This is an article I wrote back in the earlier part of last year (2015). It will perhaps be of use to students and academic writers.
A principle which appears to me to be a good one, which occurred to me some time last year, concerning writing, has been:
When preparing to write, start from the broadest context that the purpose of the document can possibly allow;
Then identify the broadest possible sub-divisions of this context;
Then give the broadest possible descriptions of these sub-divisions (though these descriptions should be broad, they must still be accurate);
The further each sub-division is pursued, the more evident will become the things that are less relevant to your chosen sub-division, and, so, less likely to receive much attention in the document itself, if any at all – (though it may well be beneficial to include some measure of this information in footnotes or appendices, for the sake of clarifying the research context, for both the comfort and benefit of the reader);
The sub-division which is the topic of the dissertation should also be attended to, and the writing on it completed, in the way just outlined above: with appropriate contextual information, subdivisions of the topic, etc.

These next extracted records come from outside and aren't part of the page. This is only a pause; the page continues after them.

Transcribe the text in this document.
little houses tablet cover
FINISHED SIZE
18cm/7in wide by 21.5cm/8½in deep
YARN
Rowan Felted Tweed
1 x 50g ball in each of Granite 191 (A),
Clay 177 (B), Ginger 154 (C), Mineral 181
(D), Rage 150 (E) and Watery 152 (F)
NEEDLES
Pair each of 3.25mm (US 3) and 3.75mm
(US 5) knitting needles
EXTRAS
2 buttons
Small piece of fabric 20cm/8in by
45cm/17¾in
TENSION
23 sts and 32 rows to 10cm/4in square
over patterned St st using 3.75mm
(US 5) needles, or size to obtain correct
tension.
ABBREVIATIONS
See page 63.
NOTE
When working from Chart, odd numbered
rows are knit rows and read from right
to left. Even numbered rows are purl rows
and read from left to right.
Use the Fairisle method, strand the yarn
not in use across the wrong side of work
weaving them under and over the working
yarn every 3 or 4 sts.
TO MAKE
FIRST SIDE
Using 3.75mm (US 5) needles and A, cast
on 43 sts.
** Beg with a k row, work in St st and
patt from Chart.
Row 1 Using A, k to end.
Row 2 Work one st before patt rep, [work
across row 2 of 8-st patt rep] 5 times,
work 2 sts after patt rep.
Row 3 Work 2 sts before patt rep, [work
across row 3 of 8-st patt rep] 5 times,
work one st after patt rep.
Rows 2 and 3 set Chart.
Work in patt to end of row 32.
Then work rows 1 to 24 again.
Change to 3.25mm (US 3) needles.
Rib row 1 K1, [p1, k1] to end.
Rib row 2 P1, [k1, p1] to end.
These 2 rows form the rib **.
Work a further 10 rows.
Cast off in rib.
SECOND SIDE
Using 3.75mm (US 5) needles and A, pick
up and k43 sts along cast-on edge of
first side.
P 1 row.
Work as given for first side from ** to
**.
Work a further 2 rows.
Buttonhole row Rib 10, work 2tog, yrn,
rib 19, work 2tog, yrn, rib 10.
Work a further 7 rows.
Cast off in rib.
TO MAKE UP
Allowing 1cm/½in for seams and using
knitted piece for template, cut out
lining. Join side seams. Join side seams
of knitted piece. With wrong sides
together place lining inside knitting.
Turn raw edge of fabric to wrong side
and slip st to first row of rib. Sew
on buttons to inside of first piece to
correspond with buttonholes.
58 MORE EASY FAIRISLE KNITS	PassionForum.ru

Matters that are of broad relevance to the main topic of discussion may need to be mentioned no more than once;
The more relevant a broad matter is to the main topic of the discussion, the more will need to be said of it; the less, the less;
A matter that is of the least possible relevance to the topic, whilst still having some meaningful bearing on it, may receive sufficient attention by being mentioned only in passing.
The more relevant anything is to the main topic under discussion, the more it will need to be spoken of; but we must say nothing but what is relevant to the subject – no less or more.